A longer mortgage also means paying more interest, so that the overall cost of the loan increases in comparison with a shorter deal. For example, on a £175,000 mortgage at a rate of 3pc, a 25-year term would cost repayments of £830 per month, with a total bill of £249,000, of which £76,000 is interest. For a 30-year term, the monthly repayments fall to £738, but the total bill would be £16,500 higher because more interest is incurred.

However, some long-term mortgages allow for overpayments, which could make repayments past retirement age more manageable and would also reduce the amount of interest paid over the length of the term, said Ms Nixon.

House prices now 8.5 times average salary

The effect of the house price boom has been to push affordability in the UK to a record low and further segregate first-time buyers who were by and large locked out of the mortgage market by risk-averse lenders for much of last year.

According to analysis by lender Halifax, buyers now must spend 8.5 times the average salary to afford a property.

Mark Hosker, of mortgage broker Cyborg Finance, says his firm is seeing many more longer-term mortgages, which reflects the new reality of home ownership.
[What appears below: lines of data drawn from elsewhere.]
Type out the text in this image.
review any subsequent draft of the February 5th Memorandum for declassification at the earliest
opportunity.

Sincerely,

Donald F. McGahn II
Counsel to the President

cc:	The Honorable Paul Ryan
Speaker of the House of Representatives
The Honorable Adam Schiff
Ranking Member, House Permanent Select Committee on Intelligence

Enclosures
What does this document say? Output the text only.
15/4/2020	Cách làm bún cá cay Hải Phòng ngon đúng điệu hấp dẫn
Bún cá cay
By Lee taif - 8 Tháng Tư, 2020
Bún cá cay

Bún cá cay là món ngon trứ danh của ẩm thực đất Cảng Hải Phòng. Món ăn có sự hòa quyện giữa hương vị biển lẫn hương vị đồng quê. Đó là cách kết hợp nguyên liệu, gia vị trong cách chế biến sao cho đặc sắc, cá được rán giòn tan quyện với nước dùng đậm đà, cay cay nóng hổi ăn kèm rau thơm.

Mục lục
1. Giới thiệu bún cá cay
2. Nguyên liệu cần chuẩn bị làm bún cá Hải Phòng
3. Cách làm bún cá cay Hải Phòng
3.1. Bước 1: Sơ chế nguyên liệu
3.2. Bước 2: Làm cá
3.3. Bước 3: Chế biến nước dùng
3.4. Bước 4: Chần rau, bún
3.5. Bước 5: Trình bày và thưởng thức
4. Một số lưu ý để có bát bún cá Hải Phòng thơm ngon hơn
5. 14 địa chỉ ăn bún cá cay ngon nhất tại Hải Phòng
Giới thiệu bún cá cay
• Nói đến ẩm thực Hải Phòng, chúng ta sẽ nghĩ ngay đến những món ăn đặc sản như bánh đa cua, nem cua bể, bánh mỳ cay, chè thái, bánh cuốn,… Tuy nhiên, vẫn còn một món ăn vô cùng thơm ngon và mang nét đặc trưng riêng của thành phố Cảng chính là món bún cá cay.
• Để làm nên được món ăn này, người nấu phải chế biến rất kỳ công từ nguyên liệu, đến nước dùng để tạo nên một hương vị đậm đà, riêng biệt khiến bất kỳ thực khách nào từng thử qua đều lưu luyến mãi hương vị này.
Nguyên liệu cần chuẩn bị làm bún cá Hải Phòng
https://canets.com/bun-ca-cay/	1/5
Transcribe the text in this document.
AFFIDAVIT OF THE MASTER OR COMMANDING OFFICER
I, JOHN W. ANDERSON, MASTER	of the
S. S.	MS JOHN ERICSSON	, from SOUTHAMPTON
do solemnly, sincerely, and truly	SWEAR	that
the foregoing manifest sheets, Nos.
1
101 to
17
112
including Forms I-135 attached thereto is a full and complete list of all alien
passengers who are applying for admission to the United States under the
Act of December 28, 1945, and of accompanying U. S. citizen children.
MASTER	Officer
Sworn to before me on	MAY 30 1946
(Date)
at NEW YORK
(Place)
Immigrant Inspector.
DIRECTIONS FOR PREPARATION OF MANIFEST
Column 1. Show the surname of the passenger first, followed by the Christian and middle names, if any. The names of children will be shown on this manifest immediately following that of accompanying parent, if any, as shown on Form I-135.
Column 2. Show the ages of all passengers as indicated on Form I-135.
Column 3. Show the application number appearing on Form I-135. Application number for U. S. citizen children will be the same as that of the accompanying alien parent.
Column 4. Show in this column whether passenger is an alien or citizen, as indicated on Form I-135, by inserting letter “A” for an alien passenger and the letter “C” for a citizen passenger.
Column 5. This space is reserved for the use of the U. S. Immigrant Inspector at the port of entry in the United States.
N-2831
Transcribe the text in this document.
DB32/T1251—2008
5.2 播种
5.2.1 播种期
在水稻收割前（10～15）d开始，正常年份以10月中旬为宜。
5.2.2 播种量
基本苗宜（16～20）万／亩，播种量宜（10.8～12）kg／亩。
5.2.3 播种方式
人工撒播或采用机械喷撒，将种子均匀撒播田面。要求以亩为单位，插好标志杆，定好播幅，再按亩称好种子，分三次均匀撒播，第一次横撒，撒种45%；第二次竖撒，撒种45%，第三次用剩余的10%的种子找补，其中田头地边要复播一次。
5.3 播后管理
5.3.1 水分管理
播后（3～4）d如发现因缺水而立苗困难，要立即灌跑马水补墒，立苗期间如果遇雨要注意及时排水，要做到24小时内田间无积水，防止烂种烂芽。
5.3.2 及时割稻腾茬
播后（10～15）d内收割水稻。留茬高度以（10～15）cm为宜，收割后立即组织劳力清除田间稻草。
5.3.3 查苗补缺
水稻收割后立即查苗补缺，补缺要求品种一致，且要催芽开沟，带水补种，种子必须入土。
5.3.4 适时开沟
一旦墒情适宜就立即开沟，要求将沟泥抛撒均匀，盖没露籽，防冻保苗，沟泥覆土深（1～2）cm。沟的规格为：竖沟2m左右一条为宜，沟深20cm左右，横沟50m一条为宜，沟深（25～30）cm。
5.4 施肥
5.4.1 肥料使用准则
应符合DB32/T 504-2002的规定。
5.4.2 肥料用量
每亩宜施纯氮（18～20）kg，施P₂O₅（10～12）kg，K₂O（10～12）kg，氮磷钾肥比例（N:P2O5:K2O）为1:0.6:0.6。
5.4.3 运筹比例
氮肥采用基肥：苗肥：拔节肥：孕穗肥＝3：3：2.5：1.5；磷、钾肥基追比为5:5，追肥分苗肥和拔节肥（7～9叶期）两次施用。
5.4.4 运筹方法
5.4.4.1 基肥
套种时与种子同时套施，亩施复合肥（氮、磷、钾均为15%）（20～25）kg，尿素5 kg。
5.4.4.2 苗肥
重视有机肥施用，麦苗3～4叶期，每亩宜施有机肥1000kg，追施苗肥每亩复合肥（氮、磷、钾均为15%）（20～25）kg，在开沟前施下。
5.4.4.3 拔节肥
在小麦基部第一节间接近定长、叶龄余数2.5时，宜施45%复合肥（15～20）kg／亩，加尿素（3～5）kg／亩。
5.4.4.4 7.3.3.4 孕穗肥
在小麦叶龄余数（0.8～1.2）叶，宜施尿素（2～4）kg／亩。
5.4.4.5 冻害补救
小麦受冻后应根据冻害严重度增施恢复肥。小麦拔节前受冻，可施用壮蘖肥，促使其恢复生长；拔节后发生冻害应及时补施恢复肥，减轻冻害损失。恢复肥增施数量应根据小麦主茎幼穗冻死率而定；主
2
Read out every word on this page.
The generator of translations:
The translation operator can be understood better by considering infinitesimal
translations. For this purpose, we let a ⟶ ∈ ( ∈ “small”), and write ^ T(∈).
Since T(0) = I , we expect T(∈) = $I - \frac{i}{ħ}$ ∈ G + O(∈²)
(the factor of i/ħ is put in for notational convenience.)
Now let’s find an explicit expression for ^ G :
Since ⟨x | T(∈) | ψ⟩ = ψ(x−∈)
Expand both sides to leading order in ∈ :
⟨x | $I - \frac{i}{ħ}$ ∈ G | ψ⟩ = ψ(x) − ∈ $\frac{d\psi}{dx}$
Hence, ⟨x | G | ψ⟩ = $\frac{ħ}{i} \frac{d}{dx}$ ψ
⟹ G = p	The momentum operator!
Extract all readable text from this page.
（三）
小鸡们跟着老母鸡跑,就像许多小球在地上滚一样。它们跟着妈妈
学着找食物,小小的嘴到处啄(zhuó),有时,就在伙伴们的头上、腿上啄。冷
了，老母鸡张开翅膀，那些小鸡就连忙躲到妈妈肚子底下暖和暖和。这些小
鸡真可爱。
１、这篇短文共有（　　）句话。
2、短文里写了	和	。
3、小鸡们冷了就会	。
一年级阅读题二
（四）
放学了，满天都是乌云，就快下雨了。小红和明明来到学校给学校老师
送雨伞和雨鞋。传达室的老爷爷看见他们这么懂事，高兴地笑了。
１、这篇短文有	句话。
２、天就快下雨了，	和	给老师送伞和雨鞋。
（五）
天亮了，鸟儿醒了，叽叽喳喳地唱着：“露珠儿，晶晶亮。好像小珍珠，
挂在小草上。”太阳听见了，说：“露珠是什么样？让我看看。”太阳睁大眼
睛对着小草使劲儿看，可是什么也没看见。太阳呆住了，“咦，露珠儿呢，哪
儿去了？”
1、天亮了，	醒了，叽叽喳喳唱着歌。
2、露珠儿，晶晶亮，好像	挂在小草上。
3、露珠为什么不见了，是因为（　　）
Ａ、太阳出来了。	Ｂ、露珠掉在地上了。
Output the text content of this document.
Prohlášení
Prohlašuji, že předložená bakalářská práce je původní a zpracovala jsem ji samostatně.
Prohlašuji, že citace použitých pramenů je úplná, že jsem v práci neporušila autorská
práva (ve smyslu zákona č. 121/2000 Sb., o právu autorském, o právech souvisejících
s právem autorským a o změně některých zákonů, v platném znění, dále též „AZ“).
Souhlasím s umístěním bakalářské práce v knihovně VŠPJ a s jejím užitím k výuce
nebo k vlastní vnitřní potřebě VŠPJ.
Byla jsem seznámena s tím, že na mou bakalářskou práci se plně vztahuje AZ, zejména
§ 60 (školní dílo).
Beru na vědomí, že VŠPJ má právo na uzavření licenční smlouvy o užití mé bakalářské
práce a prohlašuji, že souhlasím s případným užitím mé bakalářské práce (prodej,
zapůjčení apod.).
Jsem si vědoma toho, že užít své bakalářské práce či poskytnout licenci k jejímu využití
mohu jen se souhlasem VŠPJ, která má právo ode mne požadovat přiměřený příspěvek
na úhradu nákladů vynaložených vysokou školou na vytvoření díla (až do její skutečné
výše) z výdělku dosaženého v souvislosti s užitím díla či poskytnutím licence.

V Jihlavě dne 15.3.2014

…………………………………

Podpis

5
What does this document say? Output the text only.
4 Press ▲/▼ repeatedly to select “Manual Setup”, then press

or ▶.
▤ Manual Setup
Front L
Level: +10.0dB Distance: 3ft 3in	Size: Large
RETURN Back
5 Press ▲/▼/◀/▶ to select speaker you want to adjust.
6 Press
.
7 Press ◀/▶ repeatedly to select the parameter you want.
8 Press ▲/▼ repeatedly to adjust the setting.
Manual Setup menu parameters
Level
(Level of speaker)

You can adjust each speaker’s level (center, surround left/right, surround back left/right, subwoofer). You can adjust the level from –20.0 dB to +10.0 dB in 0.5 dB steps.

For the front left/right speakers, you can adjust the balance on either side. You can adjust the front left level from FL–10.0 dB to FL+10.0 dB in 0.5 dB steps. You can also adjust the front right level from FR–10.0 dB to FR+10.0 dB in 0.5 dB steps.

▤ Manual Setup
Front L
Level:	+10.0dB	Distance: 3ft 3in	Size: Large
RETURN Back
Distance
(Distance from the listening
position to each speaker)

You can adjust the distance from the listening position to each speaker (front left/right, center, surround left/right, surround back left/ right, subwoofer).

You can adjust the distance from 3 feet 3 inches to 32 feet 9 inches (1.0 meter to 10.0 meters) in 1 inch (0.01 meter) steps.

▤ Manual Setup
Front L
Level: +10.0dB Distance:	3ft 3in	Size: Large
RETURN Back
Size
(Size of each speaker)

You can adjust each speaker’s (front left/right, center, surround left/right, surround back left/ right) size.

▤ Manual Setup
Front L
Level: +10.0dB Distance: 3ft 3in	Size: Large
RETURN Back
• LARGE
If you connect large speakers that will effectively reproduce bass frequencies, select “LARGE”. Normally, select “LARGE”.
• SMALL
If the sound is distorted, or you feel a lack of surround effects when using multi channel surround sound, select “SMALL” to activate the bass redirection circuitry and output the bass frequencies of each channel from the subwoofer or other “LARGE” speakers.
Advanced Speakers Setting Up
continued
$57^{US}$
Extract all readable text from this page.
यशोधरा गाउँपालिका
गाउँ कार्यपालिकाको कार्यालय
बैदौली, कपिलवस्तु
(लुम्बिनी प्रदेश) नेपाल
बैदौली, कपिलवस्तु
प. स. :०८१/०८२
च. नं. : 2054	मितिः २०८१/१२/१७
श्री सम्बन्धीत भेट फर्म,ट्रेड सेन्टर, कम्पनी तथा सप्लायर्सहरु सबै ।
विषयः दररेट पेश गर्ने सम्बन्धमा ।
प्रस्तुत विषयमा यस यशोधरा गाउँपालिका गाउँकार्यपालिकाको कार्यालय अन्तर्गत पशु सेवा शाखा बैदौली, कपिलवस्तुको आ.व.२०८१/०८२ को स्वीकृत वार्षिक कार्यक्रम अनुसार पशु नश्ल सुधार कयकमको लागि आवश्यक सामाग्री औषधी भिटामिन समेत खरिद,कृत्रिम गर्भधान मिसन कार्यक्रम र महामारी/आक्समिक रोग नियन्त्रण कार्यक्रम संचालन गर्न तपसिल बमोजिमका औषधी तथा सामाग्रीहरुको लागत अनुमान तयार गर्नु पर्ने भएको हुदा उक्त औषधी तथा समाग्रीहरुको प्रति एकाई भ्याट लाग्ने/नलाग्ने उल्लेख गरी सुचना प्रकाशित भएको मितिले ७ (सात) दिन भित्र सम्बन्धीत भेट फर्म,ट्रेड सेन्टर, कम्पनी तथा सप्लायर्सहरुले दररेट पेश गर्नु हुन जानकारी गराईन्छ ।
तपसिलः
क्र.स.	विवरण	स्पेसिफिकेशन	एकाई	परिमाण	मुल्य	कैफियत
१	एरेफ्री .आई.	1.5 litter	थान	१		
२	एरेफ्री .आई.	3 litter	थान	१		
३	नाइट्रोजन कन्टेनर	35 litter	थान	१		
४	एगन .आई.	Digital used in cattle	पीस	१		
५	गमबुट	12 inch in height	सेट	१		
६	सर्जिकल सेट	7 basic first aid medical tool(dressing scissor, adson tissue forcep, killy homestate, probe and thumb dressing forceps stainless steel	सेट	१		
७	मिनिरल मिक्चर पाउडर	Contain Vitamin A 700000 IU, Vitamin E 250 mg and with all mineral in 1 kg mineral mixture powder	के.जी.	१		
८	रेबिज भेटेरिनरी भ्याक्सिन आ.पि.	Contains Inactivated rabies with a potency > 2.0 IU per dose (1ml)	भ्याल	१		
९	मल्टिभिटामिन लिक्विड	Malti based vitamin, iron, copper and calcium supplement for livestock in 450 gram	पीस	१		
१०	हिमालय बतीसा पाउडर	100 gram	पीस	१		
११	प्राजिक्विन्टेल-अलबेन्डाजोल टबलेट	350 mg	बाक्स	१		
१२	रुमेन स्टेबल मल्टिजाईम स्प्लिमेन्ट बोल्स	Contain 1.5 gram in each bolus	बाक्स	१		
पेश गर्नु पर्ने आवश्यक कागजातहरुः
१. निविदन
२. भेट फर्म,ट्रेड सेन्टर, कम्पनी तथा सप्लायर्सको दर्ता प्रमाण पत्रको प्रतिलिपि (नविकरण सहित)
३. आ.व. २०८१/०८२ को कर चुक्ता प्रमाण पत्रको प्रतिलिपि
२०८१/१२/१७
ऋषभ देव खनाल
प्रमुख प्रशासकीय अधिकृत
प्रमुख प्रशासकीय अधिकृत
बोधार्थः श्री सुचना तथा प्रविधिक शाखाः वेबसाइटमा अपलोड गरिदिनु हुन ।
Buying with a long-term mortgage also satisfies lenders’ affordability tests, which have become increasingly stringent in the last decade.

Colin Bell of Perenna, a mortgage lender, believes choosing a longer repayment period can mean paying thousands more in interest over the lifetime of the loan, an approach that is merely papering over the cracks of a wider issue in the UK mortgage market. There is a need, he says, to improve housing supply in the UK to better control house price increases, but also change the way that homes are financed.

Perenna is launching a 30-year fixed-rate mortgage to lock in low rates, which would allow borrowers to switch after five years, with no extra charges.